Gnosticism doesn't believe in 2 gods. It believes that there are a whole pantheon of not-quite-gods, which are emanations of a single (capital-G) God, arranged in a complex hierarchy. They are called aeons and archons and thrones and cherubs and seraphs and archangels and angels and so on and so forth.
The gnostic posits one God who is not of the physical world, and then says that God has some number of emanations or attributes (Grace, Charity, Love, Wisdom, Truth, etc) each of which may be perceived separately, and may act independently, and then mankind perceives these attributes of the Godhead as being (small-g) gods, though really they are part of the larger.
I guess you're talking about the idea of a Demiurge.
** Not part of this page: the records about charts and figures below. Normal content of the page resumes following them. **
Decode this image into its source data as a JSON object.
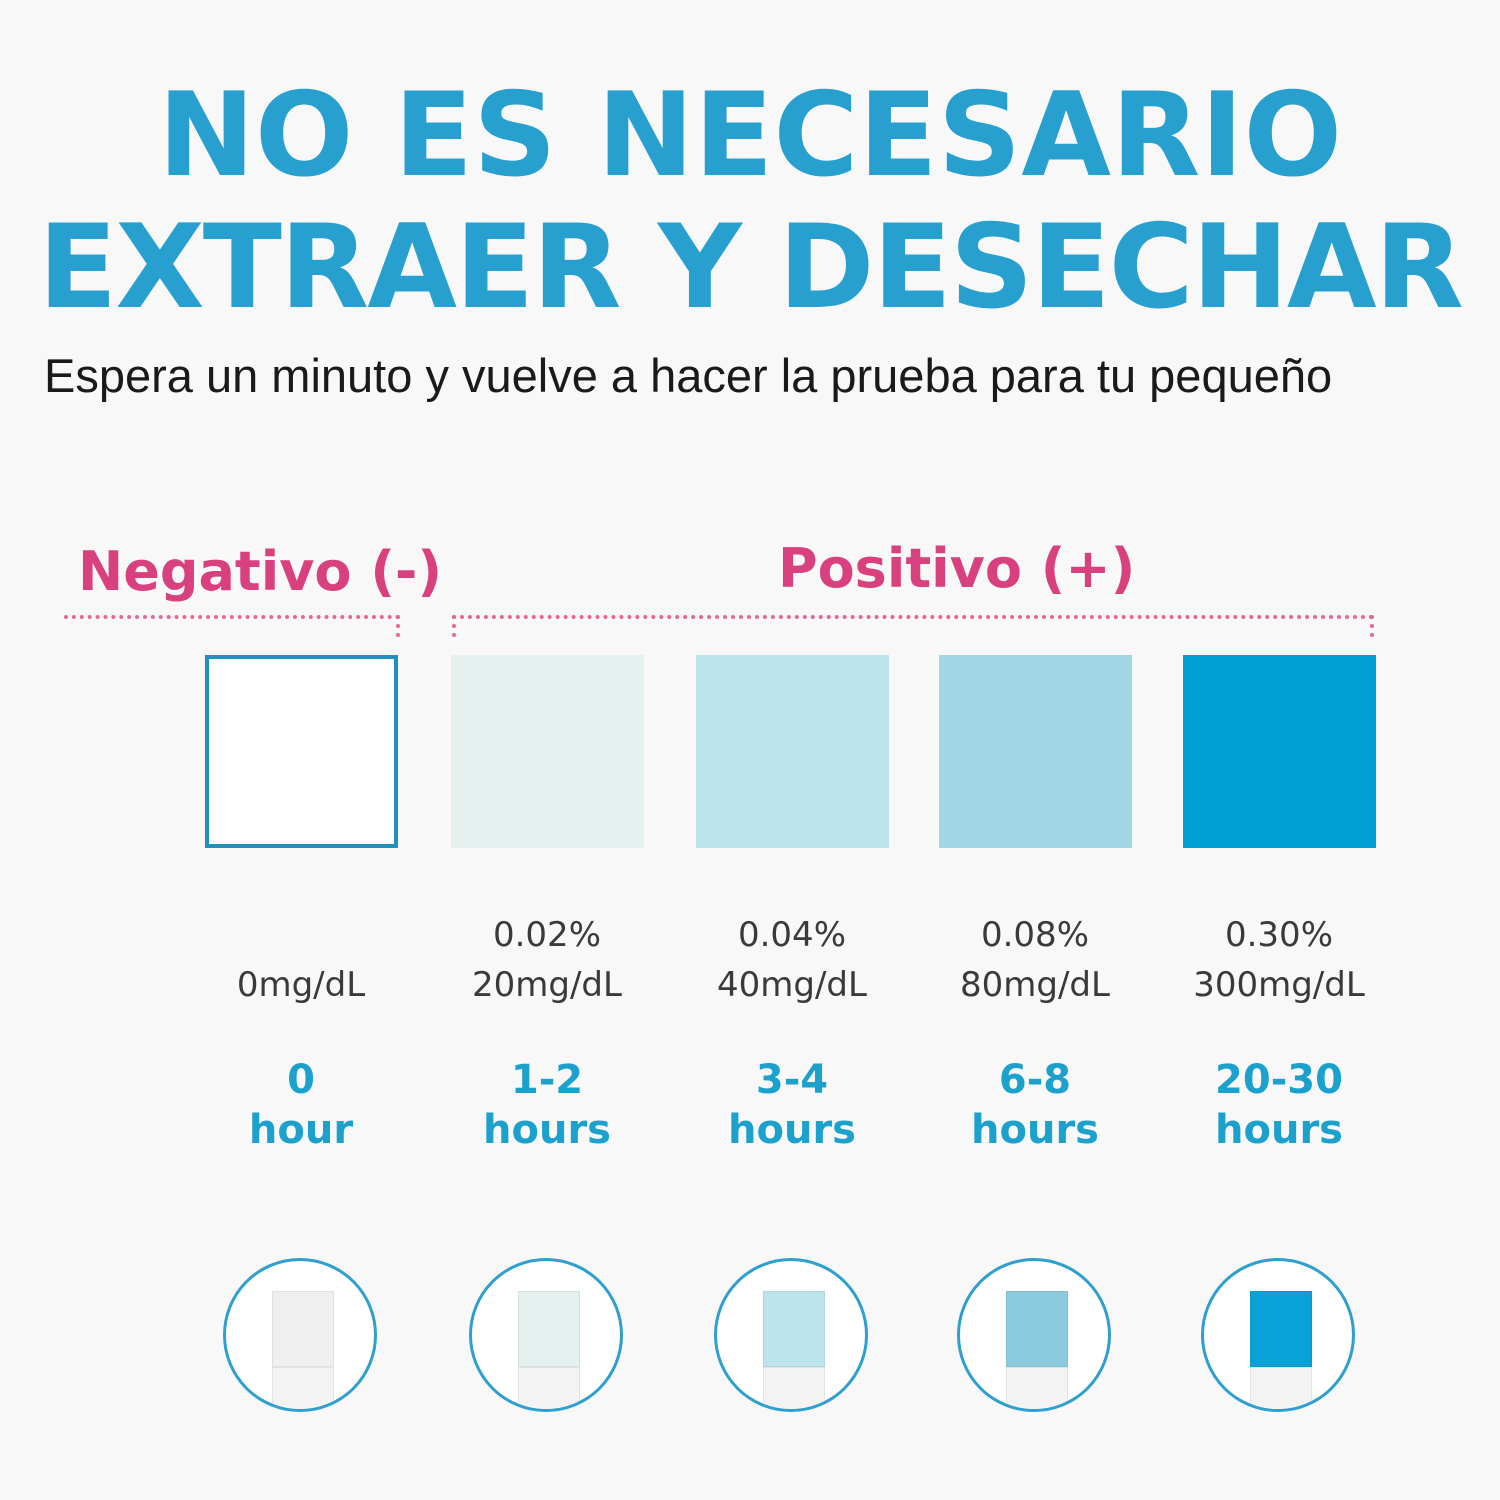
{
  "title": {
    "line1": "NO ES NECESARIO",
    "line2": "EXTRAER Y DESECHAR"
  },
  "subtitle": "Espera un minuto y vuelve a hacer la prueba para tu pequeño",
  "groups": {
    "negative": "Negativo (-)",
    "positive": "Positivo (+)"
  },
  "colors": {
    "title": "#27a0d0",
    "group_label": "#d8417e",
    "time_text": "#1ca0cc"
  },
  "levels": [
    {
      "percent": "",
      "concentration": "0mg/dL",
      "time_value": "0",
      "time_unit": "hour",
      "color": "#ffffff",
      "strip_color": "#efefef"
    },
    {
      "percent": "0.02%",
      "concentration": "20mg/dL",
      "time_value": "1-2",
      "time_unit": "hours",
      "color": "#e4f1ee",
      "strip_color": "#e3f0ee"
    },
    {
      "percent": "0.04%",
      "concentration": "40mg/dL",
      "time_value": "3-4",
      "time_unit": "hours",
      "color": "#bde3ec",
      "strip_color": "#bde3ec"
    },
    {
      "percent": "0.08%",
      "concentration": "80mg/dL",
      "time_value": "6-8",
      "time_unit": "hours",
      "color": "#a1d6e4",
      "strip_color": "#8ccbdd"
    },
    {
      "percent": "0.30%",
      "concentration": "300mg/dL",
      "time_value": "20-30",
      "time_unit": "hours",
      "color": "#00a0d2",
      "strip_color": "#0aa2d6"
    }
  ]
}
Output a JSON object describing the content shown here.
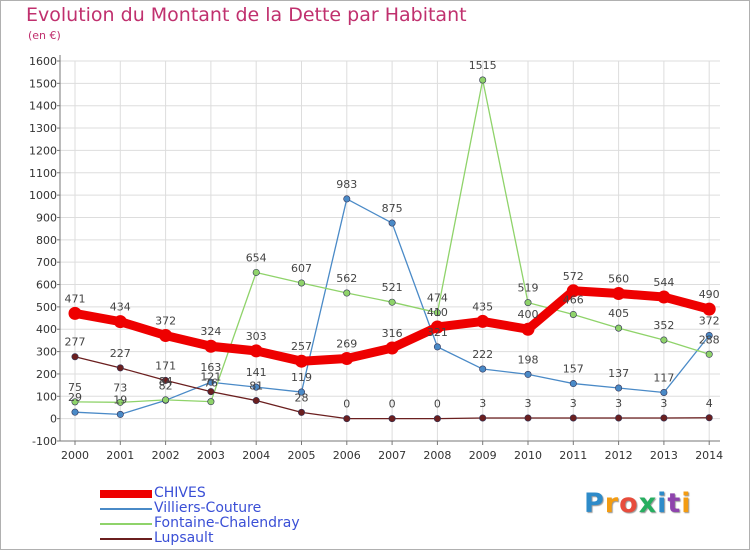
{
  "header": {
    "title": "Evolution du Montant de la Dette par Habitant",
    "subtitle": "(en €)"
  },
  "logo": {
    "letters": [
      "P",
      "r",
      "o",
      "x",
      "i",
      "t",
      "i"
    ],
    "colors": [
      "#2e8bc9",
      "#f39c12",
      "#e74c3c",
      "#27ae60",
      "#2e8bc9",
      "#8e44ad",
      "#f39c12"
    ]
  },
  "colors": {
    "title": "#c0306e",
    "grid": "#dddddd",
    "axis": "#777777",
    "tick_text": "#333333",
    "label_text": "#444444",
    "legend_text": "#3a4fd6"
  },
  "chart_data": {
    "type": "line",
    "x": [
      "2000",
      "2001",
      "2002",
      "2003",
      "2004",
      "2005",
      "2006",
      "2007",
      "2008",
      "2009",
      "2010",
      "2011",
      "2012",
      "2013",
      "2014"
    ],
    "yticks": [
      "-100",
      "0",
      "100",
      "200",
      "300",
      "400",
      "500",
      "600",
      "700",
      "800",
      "900",
      "1000",
      "1100",
      "1200",
      "1300",
      "1400",
      "1500",
      "1600"
    ],
    "ylim": [
      -100,
      1600
    ],
    "grid": true,
    "legend_position": "bottom-left",
    "series": [
      {
        "name": "CHIVES",
        "color": "#ee0000",
        "values": [
          471,
          434,
          372,
          324,
          303,
          257,
          269,
          316,
          410,
          435,
          400,
          572,
          560,
          544,
          490
        ],
        "labels": [
          "471",
          "434",
          "372",
          "324",
          "303",
          "257",
          "269",
          "316",
          "410",
          "435",
          "400",
          "572",
          "560",
          "544",
          "490"
        ]
      },
      {
        "name": "Villiers-Couture",
        "color": "#4a8ac7",
        "values": [
          29,
          19,
          82,
          163,
          141,
          119,
          983,
          875,
          321,
          222,
          198,
          157,
          137,
          117,
          372
        ],
        "labels": [
          "29",
          "19",
          "82",
          "163",
          "141",
          "119",
          "983",
          "875",
          "321",
          "222",
          "198",
          "157",
          "137",
          "117",
          "372"
        ]
      },
      {
        "name": "Fontaine-Chalendray",
        "color": "#8fd36a",
        "values": [
          75,
          73,
          84,
          76,
          654,
          607,
          562,
          521,
          474,
          1515,
          519,
          466,
          405,
          352,
          288
        ],
        "labels": [
          "75",
          "73",
          "84",
          "76",
          "654",
          "607",
          "562",
          "521",
          "474",
          "1515",
          "519",
          "466",
          "405",
          "352",
          "288"
        ]
      },
      {
        "name": "Lupsault",
        "color": "#6b1f1f",
        "values": [
          277,
          227,
          171,
          121,
          81,
          28,
          0,
          0,
          0,
          3,
          3,
          3,
          3,
          3,
          4
        ],
        "labels": [
          "277",
          "227",
          "171",
          "121",
          "81",
          "28",
          "0",
          "0",
          "0",
          "3",
          "3",
          "3",
          "3",
          "3",
          "4"
        ]
      }
    ]
  }
}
In gnosticism, the Demiurge is one of these lesser attributes of the Godhead, usually representing the attribute of Order, which tried to put order to the creation, which was at first "formless and void."
Long story short, this emanation of the Godhead is somehow supposed to have lost touch with the rest of the aeons and forgotten they existed, and so it thought itself to be the only god, and represented itself to mankind that way.
Another emanation "Christos" is then thought to have reconciled the Demiurge (who is identified as the OT "Jehovah") into the rest of the Godhead. So in gnosticism, Christ does not reconcile God to man, but rather reconciles an errant self-styled "God" into the larger Godhead.